Sublingual (under the tongue) immunotherapy is a treatment for allergic rhinitis. It works by boosting a patient's tolerance to specific allergens thereby decreasing allergy symptoms, rather than simply suppressing symptoms. Here's what you need to know to determine if sublingual immunotherapy is right for you.
Who Can Benefit From Immunotherapy?
Adults and children who suffer from severe allergic rhinitis (overreaction of the immune system to an allergen) in more than a season or two each year may benefit from immunotherapy. Likewise, patients with severe symptoms who do not get significant relief from traditional allergy treatment may be candidates for immunotherapy. Immunotherapy is not typically used for patients with milder allergies or for those who suffer from allergy symptoms during a single season that can be controlled with medication.

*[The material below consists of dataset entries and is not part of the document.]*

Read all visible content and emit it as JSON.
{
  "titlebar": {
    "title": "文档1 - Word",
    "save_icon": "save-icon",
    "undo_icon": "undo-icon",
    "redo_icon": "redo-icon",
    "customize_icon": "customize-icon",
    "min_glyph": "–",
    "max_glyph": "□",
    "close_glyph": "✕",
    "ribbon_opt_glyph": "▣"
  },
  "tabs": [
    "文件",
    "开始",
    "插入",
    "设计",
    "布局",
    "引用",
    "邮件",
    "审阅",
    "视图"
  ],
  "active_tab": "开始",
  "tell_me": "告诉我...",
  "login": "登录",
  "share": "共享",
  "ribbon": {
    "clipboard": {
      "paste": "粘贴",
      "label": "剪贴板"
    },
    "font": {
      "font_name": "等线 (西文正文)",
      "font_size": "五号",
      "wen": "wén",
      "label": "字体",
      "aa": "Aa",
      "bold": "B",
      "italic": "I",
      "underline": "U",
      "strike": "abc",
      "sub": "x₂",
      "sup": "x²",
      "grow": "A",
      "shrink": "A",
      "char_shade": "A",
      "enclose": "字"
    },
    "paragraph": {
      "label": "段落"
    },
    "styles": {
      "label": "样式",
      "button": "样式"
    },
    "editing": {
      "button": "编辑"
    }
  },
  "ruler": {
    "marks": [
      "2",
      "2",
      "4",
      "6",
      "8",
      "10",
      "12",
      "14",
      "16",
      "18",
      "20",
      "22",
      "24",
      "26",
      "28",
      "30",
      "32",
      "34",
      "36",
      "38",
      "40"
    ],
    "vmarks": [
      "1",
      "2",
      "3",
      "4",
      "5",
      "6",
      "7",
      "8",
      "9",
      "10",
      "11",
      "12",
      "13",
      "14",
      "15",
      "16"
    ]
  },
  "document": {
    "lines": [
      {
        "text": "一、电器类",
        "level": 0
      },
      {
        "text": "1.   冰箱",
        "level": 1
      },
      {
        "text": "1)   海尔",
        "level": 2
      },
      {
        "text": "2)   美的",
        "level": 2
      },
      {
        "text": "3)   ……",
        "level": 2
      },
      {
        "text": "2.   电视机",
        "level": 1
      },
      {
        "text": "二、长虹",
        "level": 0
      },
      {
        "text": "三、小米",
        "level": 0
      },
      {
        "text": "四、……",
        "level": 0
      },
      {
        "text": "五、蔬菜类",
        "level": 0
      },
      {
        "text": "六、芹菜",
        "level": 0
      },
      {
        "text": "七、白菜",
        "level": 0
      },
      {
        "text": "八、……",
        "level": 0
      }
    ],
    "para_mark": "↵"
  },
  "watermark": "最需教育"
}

Subcutaneous Vs. Sublingual Immunotherapy
There are two types of allergy immunotherapy. Subcutaneous immunotherapy involves injections of an allergen, given over a period of time in steadily increasing doses. These allergy shots are intended to gradually build a tolerance for the particular allergen and give the patient relief from symptoms. Patients typically must visit a doctor's office regularly to receive injections, and there is a small risk of anaphylaxis, a severe allergic reaction. Due to this risk, patients must carry an epinephrine self-injector (Epi-pen) in case of anaphylaxis after leaving the ENT's office.

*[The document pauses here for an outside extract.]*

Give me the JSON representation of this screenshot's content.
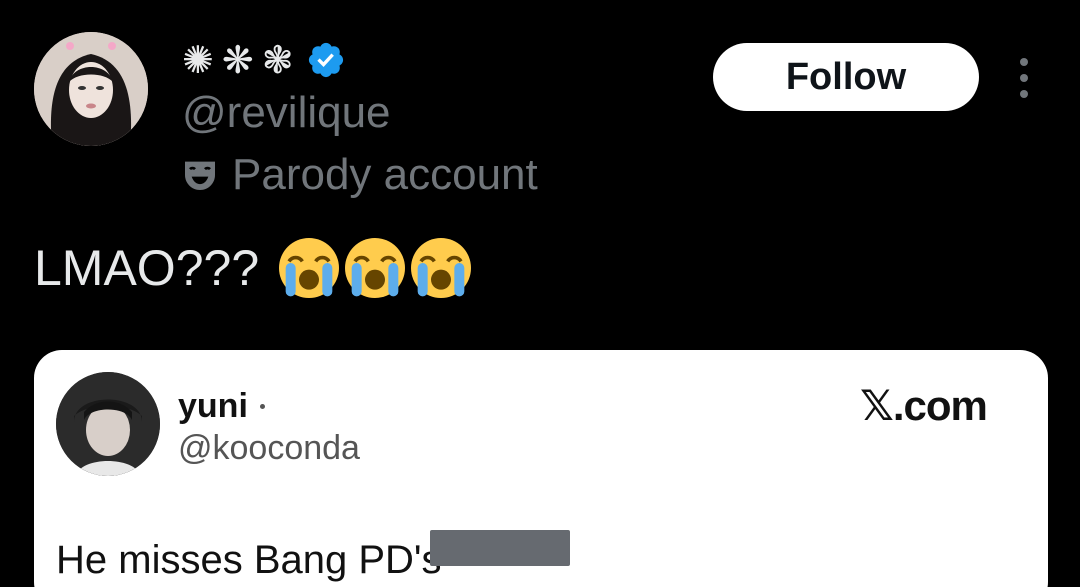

Sublingual immunotherapy is an effective alternative to injections. It delivers an elixir of one or more allergens to the patient's body. However, it is given in the form of drops placed under the tongue, where the allergen is absorbed by lymphatic channels to interact with the immune system. Sublingual immunotherapy stimulates the same immunologic changes that lead to desensitization, without potentially painful shots and with dramatically lowered risk of anaphylaxis. In addition, a patient can administer these daily drops at home, so there is no need for weekly visits to the allergist.
The Facts About Sublingual Immunotherapy
The American Academy of Otolaryngic Allergy (AAOA) endorses sublingual immunotherapy, and it's used as the gold standard of care in many parts of Europe. However, it is currently considered an off-label use by the FDA. For this reason, many insurance companies do not cover it and patients typically pay out of pocket. Depending on your insurance co-pays, the expense of sub-lingual therapy may not be significantly different than the expense for subcutaneous. For those who opt for sublingual immunotherapy, symptom reduction often begins in as little as six months. Therapy usually lasts about three to five years but can provide several years of symptom improvement.
Before immunotherapy can be prescribed for you, you will need to be evaluated by an ENT and undergo allergy testing.